Ain’t we supposed to replace the vehicle with Sedan instead of Unspecified for logic # 1? Because it is the most frequent vehicle:
print(top10_vehicles)
Sedan 33133
Station Wagon/Sport Utility Vehicle 26124
PASSENGER VEHICLE 16026
SPORT UTILITY / STATION WAGON 12356
Taxi 3482
Pick-up Truck 2373
TAXI 1892
Box Truck 1659
Bike 1190
Bus 1162
dtype: int64
For reference here is the top 10 most frequent cause of incident:
print(top_10_causes)
Unspecified 57481
Driver Inattention/Distraction 17650
Following Too Closely 6567
Failure to Yield Right-of-Way 4566
Passing or Lane Usage Improper 3260
Passing Too Closely 3045
Backing Unsafely 3001
Other Vehicular 2523
Unsafe Lane Changing 2372
Turning Improperly 1590
dtype: int64
I’ll appreciate it if someone can explain it a bit further.
The top “cause” is an “Unspecified” placeholder. This is useful instead of a null value as it makes the distinction between a value that is missing because there were only a certain number of vehicles in the collision versus one that is because the contributing cause for a particular vehicle is unknown.
The vehicles columns don’t have an equivalent, but we can still use the same technique.

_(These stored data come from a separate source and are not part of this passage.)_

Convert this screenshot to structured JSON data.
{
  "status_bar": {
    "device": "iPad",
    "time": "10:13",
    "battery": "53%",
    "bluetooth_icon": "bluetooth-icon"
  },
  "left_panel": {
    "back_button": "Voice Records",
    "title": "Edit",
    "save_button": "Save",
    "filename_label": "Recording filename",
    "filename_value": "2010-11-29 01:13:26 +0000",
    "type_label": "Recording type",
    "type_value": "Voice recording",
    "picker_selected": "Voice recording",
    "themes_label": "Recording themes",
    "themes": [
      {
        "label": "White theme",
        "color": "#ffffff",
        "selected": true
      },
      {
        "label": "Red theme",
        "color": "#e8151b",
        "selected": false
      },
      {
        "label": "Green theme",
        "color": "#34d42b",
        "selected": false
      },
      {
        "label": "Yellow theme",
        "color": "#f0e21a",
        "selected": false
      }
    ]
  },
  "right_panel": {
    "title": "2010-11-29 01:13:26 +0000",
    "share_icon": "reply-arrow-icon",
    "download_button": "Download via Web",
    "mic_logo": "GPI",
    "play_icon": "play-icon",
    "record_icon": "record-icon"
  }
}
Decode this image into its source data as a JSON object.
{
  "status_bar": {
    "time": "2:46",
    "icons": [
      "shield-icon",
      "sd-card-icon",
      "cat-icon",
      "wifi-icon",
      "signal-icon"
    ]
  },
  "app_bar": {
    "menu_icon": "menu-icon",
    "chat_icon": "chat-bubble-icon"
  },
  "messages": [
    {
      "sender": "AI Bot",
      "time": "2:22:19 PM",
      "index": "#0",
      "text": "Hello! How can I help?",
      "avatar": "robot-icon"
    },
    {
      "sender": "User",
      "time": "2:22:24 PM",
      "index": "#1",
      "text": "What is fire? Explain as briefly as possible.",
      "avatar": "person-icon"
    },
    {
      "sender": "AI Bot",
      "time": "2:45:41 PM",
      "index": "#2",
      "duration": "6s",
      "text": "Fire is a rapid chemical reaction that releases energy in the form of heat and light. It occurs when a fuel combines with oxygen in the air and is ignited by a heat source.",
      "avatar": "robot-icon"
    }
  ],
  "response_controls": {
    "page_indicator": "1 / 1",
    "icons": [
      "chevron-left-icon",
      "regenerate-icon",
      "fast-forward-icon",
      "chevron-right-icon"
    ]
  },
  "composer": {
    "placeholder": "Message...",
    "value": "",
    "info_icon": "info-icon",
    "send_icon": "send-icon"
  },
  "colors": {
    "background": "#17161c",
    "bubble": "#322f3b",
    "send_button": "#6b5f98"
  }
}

The choice to follow the same approach for vehicles as that for the cause is an intentional one.
You can certainly try to replace it with Sedan, but the question becomes if that’s a more reasonable assumption than sticking with Unspecified? If we don’t know the type of vehicle, is it better to make the assumption that it’s a sedan?
Maybe if we had more data or information, we could say so. Since we don’t it’s really about what might make more sense given what we want to achieve. As the other reply mentions, you can and should definitely try it both ways.
But be aware of what kind of biases your choice might cause to end up in the model. If a dataset included specific model numbers for vehicles instead and we chose the most frequent value, we could end up with a model that might predict that specific model number to be causing more accidents even if that might not be the case.
Let’s say we had values close to equivalent, e.g. Sedan (55,000) and Unspecified (57,481), in that case, would it be wise to assign most of the values as Sedan for the vehicle column?